People Features
Kids are more sober, parents are getting high these days
By Stone Martindale Sep 10, 2006, 22:22 GMT

"Real Time" Bill Maher - pointed out the kids are more abstemious, and the parents are getting baked... © Scott Alan / Photorazzi
WASHINGTON — On the recent HBO show, “Real Time with Bill Maher”, the news was shared with Maher’s celebrity guest panel trio that Baby Boomers-those born in the fertile post-World War II days up until 1959, are not “just saying no” and getting high at unprecedented rates.
PJ O’Rourke, 59, a political satirist and panelist on Maher’s “Real Time” joked: “It’s because we HAVE kids.”
Blame it on being sandwiched between aging parents and trying children, or perhaps having more discretionary income than either group, but Boomers are throwing caution to the wind and enjoying self-medicating alternatives to alcohol.
The government reported that 4.4 percent of baby boomers ages 50 to 59 indicated that they had used illicit drugs in the past month.
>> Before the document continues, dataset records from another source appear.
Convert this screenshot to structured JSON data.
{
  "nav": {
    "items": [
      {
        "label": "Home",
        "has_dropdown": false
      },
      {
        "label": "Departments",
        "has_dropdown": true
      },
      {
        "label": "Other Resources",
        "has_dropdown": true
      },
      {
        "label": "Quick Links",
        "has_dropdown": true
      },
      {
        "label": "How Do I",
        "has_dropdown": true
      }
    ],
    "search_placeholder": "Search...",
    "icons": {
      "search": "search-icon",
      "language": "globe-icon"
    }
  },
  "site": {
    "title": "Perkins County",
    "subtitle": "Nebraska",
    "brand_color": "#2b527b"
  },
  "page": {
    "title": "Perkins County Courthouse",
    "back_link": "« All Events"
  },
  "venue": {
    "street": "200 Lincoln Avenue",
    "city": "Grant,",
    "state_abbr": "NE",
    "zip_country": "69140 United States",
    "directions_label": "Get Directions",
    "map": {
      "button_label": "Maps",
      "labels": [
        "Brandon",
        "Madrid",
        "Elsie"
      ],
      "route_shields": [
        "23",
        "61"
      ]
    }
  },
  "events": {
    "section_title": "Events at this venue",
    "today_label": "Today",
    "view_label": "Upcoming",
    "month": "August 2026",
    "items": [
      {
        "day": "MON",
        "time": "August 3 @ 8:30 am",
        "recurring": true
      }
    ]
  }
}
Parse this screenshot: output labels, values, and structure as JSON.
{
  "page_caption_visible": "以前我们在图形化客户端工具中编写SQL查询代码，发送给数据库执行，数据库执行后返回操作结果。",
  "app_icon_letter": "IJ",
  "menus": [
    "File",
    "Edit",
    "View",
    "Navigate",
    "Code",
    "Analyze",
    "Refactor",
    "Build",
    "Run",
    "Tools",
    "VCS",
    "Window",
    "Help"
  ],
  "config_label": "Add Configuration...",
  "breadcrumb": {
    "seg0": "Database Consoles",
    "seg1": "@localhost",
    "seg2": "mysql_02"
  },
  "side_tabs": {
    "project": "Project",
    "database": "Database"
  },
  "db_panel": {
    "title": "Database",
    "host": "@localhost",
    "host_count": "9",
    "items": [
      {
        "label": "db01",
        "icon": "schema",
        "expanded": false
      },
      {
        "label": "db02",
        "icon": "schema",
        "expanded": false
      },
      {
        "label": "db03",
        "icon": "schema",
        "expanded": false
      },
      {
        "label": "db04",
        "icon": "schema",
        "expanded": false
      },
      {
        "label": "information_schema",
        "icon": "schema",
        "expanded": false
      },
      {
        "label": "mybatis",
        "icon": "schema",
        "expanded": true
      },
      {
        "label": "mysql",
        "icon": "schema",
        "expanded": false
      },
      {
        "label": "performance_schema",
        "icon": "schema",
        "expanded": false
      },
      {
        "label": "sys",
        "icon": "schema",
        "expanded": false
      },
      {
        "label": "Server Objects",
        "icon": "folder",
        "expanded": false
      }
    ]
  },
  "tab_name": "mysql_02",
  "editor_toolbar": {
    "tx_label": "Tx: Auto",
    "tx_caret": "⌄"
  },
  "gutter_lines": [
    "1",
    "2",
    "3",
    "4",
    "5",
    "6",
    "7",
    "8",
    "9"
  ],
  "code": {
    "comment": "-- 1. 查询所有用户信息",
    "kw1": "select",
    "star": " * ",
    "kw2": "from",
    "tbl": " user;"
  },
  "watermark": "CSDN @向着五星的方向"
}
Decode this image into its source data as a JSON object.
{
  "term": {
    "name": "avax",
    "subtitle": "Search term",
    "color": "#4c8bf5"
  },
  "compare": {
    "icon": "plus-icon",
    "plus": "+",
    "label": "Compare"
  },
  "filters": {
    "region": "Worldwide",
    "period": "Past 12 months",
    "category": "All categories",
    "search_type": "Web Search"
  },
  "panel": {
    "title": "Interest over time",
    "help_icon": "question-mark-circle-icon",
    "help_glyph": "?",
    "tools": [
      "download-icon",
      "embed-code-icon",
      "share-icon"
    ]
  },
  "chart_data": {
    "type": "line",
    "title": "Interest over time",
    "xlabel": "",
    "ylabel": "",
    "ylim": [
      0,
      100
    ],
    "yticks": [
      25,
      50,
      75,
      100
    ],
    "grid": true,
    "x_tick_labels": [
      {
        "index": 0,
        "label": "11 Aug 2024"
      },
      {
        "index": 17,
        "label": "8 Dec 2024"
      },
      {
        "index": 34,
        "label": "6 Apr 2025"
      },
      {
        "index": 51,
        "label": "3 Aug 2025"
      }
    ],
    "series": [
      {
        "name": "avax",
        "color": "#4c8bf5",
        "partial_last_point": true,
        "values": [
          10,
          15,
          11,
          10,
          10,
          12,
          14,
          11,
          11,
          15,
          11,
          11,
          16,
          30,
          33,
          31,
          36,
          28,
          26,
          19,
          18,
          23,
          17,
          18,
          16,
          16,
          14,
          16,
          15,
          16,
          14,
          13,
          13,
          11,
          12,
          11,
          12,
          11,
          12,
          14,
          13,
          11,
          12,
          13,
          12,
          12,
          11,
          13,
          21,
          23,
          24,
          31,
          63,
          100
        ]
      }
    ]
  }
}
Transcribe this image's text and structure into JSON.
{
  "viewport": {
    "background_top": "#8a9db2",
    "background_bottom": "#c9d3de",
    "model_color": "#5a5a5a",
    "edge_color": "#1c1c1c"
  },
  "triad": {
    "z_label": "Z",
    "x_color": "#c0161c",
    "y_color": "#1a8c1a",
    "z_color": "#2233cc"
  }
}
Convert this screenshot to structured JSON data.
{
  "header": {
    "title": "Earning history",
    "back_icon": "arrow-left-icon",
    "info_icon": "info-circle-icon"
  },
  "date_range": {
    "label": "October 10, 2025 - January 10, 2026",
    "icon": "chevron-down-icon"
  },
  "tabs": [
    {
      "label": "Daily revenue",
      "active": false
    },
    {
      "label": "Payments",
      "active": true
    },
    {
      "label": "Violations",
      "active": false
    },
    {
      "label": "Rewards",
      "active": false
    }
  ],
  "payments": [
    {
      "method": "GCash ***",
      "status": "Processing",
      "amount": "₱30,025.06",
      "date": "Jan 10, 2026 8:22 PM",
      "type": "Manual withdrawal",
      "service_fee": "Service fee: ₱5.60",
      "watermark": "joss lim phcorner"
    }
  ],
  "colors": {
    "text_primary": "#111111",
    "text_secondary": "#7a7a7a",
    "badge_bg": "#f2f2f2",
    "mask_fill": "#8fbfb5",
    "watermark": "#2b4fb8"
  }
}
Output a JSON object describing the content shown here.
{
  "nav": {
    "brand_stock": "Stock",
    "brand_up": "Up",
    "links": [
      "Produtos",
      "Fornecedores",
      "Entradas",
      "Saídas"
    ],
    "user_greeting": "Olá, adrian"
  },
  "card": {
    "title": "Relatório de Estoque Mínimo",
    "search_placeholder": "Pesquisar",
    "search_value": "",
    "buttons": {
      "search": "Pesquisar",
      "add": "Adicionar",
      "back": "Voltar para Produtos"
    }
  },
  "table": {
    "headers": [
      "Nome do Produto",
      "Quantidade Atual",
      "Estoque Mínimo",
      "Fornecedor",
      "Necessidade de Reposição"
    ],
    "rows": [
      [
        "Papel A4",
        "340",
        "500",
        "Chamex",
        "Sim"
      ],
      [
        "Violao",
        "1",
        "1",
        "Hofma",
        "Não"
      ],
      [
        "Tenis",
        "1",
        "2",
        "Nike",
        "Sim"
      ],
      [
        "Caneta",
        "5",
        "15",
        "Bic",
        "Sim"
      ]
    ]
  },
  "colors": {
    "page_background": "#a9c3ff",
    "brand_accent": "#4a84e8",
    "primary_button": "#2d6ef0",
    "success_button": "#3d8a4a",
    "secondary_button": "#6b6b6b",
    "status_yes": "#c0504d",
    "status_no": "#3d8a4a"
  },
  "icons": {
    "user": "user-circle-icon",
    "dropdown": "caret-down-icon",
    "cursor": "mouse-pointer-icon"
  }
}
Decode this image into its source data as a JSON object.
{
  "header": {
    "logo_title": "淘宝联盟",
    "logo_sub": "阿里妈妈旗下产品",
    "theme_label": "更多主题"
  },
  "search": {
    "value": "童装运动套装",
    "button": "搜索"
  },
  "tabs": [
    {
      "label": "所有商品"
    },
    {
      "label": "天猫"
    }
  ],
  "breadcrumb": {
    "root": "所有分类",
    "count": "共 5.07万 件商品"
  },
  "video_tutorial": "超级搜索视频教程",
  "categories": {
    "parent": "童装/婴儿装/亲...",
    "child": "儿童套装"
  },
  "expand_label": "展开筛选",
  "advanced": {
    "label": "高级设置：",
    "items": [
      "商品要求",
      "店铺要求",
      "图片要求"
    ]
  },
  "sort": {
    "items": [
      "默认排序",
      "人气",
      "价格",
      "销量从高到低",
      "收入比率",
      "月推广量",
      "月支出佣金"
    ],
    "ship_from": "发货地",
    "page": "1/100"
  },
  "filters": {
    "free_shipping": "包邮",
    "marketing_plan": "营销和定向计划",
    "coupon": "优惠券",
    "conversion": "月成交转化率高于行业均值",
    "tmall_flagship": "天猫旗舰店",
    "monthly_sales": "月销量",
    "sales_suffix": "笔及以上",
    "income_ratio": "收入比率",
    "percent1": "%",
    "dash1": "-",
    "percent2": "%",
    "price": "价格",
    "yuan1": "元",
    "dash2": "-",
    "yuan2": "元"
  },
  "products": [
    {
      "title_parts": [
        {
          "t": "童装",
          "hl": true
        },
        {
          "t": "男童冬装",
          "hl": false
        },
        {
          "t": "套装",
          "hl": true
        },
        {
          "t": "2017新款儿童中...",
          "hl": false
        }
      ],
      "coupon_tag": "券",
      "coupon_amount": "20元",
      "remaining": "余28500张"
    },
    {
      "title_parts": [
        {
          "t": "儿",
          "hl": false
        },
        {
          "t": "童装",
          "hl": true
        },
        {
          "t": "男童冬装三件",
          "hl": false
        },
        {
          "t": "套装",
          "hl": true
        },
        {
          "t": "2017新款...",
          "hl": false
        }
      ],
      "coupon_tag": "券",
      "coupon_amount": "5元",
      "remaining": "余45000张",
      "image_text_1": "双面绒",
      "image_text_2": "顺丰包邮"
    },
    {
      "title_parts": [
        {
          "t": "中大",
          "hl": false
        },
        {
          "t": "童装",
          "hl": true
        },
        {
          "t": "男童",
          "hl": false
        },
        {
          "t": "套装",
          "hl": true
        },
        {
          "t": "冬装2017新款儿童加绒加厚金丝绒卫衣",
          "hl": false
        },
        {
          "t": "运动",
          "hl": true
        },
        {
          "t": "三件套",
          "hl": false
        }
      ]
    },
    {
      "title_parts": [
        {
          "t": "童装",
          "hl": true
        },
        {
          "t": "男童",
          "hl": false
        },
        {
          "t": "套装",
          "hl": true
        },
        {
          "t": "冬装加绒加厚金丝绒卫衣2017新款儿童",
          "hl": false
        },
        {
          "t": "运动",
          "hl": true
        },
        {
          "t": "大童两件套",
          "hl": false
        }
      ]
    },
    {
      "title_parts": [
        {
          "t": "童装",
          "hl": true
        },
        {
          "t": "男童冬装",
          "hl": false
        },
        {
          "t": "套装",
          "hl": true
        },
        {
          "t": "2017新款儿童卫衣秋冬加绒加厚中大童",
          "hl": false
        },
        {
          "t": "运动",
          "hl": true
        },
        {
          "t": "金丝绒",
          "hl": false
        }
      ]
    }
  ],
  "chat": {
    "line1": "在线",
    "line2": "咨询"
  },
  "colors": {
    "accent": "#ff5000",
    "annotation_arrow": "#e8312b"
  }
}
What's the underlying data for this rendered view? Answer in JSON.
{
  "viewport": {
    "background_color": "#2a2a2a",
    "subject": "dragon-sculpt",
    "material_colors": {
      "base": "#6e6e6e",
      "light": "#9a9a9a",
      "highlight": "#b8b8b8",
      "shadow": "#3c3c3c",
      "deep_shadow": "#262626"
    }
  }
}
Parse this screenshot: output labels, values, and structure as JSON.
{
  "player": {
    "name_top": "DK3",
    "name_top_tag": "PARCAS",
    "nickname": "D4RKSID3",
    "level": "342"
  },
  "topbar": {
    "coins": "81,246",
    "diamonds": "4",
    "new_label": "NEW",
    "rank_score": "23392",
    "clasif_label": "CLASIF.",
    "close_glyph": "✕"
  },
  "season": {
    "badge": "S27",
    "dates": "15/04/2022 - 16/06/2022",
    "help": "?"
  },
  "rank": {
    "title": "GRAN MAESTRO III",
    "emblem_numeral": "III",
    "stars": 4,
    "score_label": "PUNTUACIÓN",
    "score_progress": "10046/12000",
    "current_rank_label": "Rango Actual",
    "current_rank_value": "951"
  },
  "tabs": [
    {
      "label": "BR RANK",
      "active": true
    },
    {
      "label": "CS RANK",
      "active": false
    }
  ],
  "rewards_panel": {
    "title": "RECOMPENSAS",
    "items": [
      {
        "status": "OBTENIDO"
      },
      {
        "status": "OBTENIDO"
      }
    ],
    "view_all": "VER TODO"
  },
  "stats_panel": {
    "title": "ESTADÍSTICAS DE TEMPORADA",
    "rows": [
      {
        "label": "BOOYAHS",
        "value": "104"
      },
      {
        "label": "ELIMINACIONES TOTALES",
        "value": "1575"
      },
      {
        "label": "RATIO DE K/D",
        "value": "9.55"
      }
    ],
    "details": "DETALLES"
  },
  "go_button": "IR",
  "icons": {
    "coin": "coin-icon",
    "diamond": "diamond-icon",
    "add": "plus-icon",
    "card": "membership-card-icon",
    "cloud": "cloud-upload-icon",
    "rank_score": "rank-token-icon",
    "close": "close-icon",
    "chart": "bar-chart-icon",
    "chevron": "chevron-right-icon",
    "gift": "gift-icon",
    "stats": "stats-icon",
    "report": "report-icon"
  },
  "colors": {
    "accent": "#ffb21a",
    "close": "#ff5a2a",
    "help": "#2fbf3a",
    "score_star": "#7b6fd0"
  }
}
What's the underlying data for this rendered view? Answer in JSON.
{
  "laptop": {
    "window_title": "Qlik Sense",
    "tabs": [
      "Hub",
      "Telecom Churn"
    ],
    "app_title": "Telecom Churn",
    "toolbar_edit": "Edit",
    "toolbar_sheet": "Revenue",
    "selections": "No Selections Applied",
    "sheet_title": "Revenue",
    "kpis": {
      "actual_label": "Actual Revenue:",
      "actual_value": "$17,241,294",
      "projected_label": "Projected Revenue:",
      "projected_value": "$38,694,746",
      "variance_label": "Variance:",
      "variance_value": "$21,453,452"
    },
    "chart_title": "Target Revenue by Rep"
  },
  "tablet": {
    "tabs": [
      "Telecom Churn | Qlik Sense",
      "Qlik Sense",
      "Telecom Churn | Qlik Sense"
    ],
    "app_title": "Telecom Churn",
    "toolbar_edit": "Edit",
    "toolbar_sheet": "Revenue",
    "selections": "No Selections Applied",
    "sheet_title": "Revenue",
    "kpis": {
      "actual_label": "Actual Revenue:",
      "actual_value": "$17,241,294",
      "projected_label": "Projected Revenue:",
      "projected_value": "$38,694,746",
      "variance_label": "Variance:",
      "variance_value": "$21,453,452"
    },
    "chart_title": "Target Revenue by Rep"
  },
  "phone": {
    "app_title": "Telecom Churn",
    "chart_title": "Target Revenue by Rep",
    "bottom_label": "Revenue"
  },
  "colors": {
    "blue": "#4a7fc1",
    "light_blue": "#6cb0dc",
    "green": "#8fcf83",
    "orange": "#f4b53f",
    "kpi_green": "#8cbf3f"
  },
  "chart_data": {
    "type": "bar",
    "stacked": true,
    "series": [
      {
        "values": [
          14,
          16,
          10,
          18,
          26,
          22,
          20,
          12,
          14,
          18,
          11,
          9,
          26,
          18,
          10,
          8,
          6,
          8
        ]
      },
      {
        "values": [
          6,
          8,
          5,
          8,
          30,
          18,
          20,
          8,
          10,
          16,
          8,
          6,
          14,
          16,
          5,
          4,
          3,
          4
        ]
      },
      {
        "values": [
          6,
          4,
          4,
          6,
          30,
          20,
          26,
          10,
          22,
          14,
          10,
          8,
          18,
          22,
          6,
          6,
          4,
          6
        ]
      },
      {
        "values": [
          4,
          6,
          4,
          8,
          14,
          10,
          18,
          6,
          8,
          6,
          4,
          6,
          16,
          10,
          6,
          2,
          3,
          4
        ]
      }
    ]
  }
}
It marks the third consecutive yearly increase recorded for that age group by the National Survey on Drug Use and Health.
Strangely illicit drug use among young teens trended downward for the third consecutive year — from 11.6 percent in 2002 to 9.9 percent in 2005.
"Rarely have we seen a story like this where this is such an obvious contrast as one generation goes off stage right, and entering stage left is a generation that learned a lesson somehow and they're doing something very different," said David Murray, special assistant to the director for the Office of National Drug Control Policy.
The annual survey on drug use and health involves interviews of about 67,500 people. It provides an important snapshot of how many Americans drink, smoke and use drugs such as marijuana, cocaine and methamphetamine.
Groups seeking the legalization of marijuana said the results show that the United States is spending billions and incarcerating millions, yet drugs remain widely available.
"The government's current approach to drugs, with its drug free rhetoric and over-reliance on punitive, criminal justice policies costs billions more each year yet delivers less and less," said Bill Piper, director of national affairs for the Drug Policy Alliance.
Murray said the peak of drug use among youth in the United States occurred in the late 1970s.
"And they brought it with them like baggage when they hit 50 and 60," Murray said.
Drug use by baby boomers increased from 2.7 percent in 2002 to 4.4 percent last year. Marijuana was by far their drug of choice, Murray said.